Chinese Chive Parcels
韭菜盒子
English: Chinese chive parcels
Chinese: 韭菜盒子
Pinyin: jiucai hezi
Literal: Chinese chive ‘boxes’
I find myself thinking of the Cornish pasty whenever I make Chinese chive parcels. Both share that handheld half-moon shape, crimped edges, and a belly full of warm stuffing. Others not from Cornwall describe them simply as 'big, fat, fried dumplings' – which is quite accurate – although they're much easier to make. With decent rolling pin skills, you can have these on the table in under an hour.
The star ingredient, Chinese chives (jiucai | 韭菜), rarely appears in Western kitchens. They have a distinctive taste that is a cross between wild garlic and the green part of a spring onion. While the taste might be too bold for some Western palates, these chives are deeply woven into Northern Chinese cuisine. They're one of the few greens tough enough to survive harsh Northern winters, pushing through the soil as soon as spring arrives. You'll find them stuffed into dumplings, layered into thick Northern pancakes (xi'er bing | 馅儿饼), tucked into steamed buns (baozi | 包子), and tossed into countless stir-fries. It took me five years to develop a taste for them – they're definitely what you'd call an acquired taste, but one I've finally come to appreciate.
These savoury parcels are particularly beloved around Beijing, Tianjin, and the Northeast, where they're enjoyed as breakfast or a street-food snack. While Chinese chives might be a bit intense for my morning palate, I find myself happily devouring two or three of these come lunchtime.
Makes 10 parcels
Ingredients
For the Dough
300g all-purpose flour
½ teaspoon salt
180ml boiling water
For the Stuffing
200g Chinese chives, finely chopped
1g baking soda
4 eggs
2 tablespoons Chinese dried shrimp (虾皮)
¼ teaspoon five spice powder
2 tablespoons sesame oil
Salt, to taste
Method
Mix flour and salt in a large bowl. Gradually pour in hot water while stirring constantly with chopsticks until a rough dough forms.
Turn dough onto a floured surface and knead for 8-10 minutes until smooth, or use a stand mixer with dough hook for 4-5 minutes. Cover with a damp cloth and rest for 30 minutes.

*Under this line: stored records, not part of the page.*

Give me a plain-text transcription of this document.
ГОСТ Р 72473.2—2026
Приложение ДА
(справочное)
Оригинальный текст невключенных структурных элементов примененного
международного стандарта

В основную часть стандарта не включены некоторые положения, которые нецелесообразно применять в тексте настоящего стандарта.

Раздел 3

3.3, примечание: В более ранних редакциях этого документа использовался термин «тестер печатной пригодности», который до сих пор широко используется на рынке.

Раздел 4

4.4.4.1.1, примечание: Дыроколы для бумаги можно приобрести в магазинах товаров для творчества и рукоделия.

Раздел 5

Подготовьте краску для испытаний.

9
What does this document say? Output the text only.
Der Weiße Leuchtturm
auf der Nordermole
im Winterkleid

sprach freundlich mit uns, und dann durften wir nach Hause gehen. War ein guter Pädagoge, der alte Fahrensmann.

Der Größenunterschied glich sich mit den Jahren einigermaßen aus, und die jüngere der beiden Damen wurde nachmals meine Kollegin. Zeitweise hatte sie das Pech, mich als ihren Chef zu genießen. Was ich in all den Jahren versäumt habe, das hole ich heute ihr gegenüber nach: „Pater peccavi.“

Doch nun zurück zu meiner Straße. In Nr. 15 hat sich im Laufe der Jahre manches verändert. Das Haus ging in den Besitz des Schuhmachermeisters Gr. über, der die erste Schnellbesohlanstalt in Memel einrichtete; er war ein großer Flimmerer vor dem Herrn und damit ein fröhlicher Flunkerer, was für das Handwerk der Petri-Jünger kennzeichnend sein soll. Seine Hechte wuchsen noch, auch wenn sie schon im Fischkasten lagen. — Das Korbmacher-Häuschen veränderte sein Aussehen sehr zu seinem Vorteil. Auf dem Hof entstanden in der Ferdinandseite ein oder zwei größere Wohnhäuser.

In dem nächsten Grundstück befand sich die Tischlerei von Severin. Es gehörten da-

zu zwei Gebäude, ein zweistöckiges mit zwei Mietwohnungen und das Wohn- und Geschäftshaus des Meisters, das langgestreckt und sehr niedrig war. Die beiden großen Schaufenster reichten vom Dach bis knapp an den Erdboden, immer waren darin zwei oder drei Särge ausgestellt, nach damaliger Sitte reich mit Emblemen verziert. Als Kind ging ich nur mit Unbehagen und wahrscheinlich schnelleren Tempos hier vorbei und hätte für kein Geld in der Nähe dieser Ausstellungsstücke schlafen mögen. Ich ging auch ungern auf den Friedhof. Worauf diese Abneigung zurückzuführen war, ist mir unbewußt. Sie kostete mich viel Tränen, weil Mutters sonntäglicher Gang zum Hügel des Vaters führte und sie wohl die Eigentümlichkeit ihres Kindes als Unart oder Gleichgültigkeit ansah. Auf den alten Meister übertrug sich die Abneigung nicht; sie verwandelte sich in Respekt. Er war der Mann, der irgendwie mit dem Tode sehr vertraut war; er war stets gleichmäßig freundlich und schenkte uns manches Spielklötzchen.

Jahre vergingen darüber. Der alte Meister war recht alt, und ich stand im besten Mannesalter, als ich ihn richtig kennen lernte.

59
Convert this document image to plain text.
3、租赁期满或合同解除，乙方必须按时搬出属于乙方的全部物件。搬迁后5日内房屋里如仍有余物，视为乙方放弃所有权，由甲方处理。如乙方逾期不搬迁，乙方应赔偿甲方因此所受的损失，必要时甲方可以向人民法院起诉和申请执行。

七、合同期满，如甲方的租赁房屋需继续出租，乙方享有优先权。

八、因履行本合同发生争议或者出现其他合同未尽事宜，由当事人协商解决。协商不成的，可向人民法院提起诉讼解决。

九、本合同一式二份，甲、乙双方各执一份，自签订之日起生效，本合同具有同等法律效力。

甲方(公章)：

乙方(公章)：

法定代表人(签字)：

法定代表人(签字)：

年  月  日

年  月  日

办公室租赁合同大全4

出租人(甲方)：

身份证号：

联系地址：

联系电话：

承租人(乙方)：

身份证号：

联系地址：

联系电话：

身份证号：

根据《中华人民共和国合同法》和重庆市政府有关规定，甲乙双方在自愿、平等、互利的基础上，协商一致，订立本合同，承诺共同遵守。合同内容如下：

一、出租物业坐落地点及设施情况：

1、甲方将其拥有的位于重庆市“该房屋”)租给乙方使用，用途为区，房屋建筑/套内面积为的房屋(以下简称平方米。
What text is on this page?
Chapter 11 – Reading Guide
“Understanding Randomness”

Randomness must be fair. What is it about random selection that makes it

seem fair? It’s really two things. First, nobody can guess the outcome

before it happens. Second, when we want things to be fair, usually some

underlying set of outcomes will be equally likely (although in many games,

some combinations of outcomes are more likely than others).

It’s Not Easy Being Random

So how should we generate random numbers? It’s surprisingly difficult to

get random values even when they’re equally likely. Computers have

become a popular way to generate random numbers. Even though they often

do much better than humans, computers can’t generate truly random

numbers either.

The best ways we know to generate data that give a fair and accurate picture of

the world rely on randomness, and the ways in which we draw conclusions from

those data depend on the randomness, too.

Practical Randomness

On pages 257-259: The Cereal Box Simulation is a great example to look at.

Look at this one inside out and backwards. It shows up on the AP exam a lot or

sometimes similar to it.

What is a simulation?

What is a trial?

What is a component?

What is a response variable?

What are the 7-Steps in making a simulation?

Use this time to prepare the filling. Beat the eggs in a small bowl. Heat a pan with a bit of oil over a medium heat and then scramble the eggs quickly. No need for this to be a slow gentle scramble.
Break the scrambled eggs into small pieces with a spatula and then let the eggs cool completely. If you add the hot eggs to the chives, they will wilt.
In a large mixing bowl add the chopped chives then sprinkle and mix with baking soda. This will preserve their green colour. Add the cooled scrambled eggs, shrimp, sesame oil, five-spice powder, and a tiny pinch of salt. Mix well.
Shape the dough. Pour the dough onto your surface again and roll into a long sausage shape about 50cm long. Cut into 10 equal portions. Roll each piece into a thin oval about 8-9cm wide and 10-11cm long.
Assemble the parcels:
Place 2-3 tablespoons of filling in the centre of each oval, leaving a 2cm border around the edge.
Wet the border with a water.
Pick up the parcel so the stuffing is hanging down in the middle. Fold the parcel in half and pinch the border until it seals.
Place the parcel onto the surface and then use a fork to crimp the edges, giving a nice simple pattern around the edge. This will also seal the parcels, so press firmly. Repeat until you have 10 parcels.
Cook the parcels in batches. Heat a pan over a medium heat and add a thin layer of oil. Place the chive parcels in the pan and cook until golden brown (about 2-3 minutes) and then flip and cook the other slide. Add a splash of water and then cover with a lid for 2 minutes to steam.
Remove the lid and when both sides are crispy, remove from the pan.
Serve warm with a simple dipping sauce of soy sauce, vinegar and chilli oil.